Due to the current economic conditions fewer people are able to purchase a home – albeit it to live in or to buy-to-let. “Everyone needs somewhere to live and, if possible, it’s always best to purchase a home; as such the residential property market has continued to see movement. However when it comes to second properties or investment properties the market has taken strain over the past four years as people tighten their belts,” says Jan le Roux, CEO of Leapfrog Property Group.
Recent research conducted by John Loos, FNB Household and Consumer Sector Strategist and Michelle Dickens, Managing Director of TPN (Tenant Profile Network) indicate that the investment segment of the market may be improving. The reason being that more people are looking to rent in an effort to avoid the costs associated with owning a property, boosting the rental markets across the country. The latest FNB Property Barometer also predicts a further downward correction in terms of house prices which may well boost the investment share of the market.
According to economist Mike Schüssler more than 9.2 million households rent, of which 1.6 million rent formal structures. His estimates, based on the first and second quarter of 2012, also indicate that around 700 000 households rent properties in the formal suburban market. Add to this figure the growing shortage of student accommodation around universities across the country and it is obvious that the rental market is sizeable.
When it comes to purchasing-to-let Dickens points out that “it is actually the income stream that it generates, relative to the price paid, that should really be the focus... “In investor-speak, a far better number to focus on would arguably be the “initial yield”, i.e. the income expected to be earned over the next year divided by the property value”. Le Roux adds that "investors will also benefit from capital growth on their properties, in the medium and long term, as prices will rise again with the need for housing growing all the time".
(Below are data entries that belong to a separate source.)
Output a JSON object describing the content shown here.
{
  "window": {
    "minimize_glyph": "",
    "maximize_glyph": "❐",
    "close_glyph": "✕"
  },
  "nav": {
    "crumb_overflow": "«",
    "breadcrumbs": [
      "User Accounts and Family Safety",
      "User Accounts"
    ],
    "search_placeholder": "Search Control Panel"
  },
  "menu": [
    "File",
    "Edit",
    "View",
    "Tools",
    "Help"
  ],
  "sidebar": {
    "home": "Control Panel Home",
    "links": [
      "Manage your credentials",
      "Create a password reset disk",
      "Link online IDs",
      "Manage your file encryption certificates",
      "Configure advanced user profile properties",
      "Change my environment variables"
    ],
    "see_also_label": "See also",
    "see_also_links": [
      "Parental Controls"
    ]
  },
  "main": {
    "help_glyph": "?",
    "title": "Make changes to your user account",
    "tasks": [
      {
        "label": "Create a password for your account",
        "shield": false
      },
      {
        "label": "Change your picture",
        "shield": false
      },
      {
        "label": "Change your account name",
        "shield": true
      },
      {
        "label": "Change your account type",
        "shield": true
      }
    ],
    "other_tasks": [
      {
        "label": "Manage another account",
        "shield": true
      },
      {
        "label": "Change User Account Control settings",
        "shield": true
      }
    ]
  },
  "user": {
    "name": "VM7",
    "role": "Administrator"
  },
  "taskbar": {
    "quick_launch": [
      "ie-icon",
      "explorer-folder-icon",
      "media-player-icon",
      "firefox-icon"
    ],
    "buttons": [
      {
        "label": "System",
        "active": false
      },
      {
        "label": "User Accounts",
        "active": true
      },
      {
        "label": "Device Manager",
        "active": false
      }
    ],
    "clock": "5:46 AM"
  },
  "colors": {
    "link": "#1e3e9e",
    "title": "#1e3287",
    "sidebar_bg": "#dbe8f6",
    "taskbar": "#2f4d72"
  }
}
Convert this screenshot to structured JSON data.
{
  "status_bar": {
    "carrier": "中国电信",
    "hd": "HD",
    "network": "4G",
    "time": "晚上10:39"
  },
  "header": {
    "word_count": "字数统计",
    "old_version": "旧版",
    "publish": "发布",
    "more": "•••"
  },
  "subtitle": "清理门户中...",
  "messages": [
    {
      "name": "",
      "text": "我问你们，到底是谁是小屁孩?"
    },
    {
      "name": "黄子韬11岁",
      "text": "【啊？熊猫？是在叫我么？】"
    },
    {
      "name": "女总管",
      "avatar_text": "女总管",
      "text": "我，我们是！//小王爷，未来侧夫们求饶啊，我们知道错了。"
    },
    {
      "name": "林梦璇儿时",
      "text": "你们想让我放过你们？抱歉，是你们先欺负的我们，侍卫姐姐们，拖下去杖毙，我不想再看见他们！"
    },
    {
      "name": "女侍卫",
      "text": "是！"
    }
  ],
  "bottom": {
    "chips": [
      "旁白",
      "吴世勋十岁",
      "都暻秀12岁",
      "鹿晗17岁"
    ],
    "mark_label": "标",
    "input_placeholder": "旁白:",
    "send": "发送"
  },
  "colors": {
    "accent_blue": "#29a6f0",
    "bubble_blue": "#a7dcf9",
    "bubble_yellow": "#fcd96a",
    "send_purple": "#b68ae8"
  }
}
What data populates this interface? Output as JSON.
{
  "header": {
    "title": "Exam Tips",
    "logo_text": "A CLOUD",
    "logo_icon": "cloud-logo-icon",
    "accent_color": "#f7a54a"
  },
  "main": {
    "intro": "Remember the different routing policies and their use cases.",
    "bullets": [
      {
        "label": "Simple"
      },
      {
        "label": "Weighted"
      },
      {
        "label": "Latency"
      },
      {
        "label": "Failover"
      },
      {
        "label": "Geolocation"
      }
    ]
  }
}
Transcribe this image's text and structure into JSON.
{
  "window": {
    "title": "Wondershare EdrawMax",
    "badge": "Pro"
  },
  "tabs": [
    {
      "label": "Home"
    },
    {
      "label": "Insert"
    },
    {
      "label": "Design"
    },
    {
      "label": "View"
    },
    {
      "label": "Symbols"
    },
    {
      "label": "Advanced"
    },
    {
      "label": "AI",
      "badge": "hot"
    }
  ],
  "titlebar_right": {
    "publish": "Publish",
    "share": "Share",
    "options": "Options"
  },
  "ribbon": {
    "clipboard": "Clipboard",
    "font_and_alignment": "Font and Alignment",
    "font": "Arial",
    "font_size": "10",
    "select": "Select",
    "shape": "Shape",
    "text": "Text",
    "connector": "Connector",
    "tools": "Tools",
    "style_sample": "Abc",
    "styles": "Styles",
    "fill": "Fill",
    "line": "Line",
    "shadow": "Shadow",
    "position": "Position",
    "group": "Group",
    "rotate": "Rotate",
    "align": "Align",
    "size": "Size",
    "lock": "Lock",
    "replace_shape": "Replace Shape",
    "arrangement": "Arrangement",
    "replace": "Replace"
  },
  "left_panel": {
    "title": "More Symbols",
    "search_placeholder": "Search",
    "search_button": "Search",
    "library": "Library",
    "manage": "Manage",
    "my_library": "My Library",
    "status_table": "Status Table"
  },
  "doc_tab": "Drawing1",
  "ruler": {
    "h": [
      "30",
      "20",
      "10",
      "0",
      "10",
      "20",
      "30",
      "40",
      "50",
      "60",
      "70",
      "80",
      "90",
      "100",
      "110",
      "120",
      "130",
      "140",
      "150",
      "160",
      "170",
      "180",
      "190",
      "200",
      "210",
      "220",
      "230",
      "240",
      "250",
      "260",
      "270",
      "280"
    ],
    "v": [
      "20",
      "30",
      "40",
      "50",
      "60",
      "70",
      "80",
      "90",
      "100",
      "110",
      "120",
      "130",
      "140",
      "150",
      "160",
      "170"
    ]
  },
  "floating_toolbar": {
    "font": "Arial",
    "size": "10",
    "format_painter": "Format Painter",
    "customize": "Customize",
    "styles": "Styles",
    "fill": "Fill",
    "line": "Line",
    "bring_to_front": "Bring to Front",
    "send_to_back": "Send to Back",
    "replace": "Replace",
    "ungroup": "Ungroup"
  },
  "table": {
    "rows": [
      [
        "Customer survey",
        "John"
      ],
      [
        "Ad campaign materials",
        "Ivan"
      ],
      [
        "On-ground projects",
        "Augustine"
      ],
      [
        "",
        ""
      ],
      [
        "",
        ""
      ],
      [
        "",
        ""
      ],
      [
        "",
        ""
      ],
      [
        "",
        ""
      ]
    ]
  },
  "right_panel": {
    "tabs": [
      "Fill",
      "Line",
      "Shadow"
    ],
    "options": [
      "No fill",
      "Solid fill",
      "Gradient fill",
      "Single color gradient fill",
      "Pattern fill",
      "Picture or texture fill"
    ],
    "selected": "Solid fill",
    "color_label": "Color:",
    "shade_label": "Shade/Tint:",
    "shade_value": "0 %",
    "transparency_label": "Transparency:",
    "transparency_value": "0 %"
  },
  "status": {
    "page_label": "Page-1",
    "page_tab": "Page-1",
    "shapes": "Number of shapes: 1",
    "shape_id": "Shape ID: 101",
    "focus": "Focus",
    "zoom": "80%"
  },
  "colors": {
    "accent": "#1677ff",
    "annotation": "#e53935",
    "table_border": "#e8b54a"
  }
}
It is this projected income stream that has come under pressure in recent years: according to research released by PayProp “the biggest risk for non-payment is encountered in the sub-R3 000 and above-R12 000 rental brackets. Below R3 000, tenants are hampered by inflationary pressures, while interest rates appear to thwart the more indebted tenants of the above-R12 000 category”.
However TPN data does illustrate that as of the first quarter of 2012, 81% of tenants were in good standing as opposed to 71% in 2009.
Apart from the issue of late rental payment or non-payment PayProp’s Rental Index for the second quarter this year indicates that the average national rental for June was R5,178 per month, slightly higher than the February figure of R5,172. Figures indicate that current rental increases don’t go over 5% as tenants struggle with the increasing costs of food, fuel and electricity.
John Loos indicates that the average gross yield now stands at 8.58%. Not much of an improvement but, it is higher than the 6.655% yield in 2006. Whether this yield is enough to entice investors back to the market is debatable as these are gross yields meaning that the landlord still has to subtract the general costs associated with a rental property.
Dickens points out that the sectional title segment of the market is currently proving more attractive to investors with Loos agreeing that small properties with fewer bedrooms are currently showing higher yields than larger and pricier homes.
“Whilst Leapfrog has certainly seen an increase in interest from tenants looking to rent and from investors seeking to buy-to-let the market is still fairly subdued and I agree with Loos and Dickens that 2013 will most likely see more of the same as economic conditions prevail”, says Le Roux.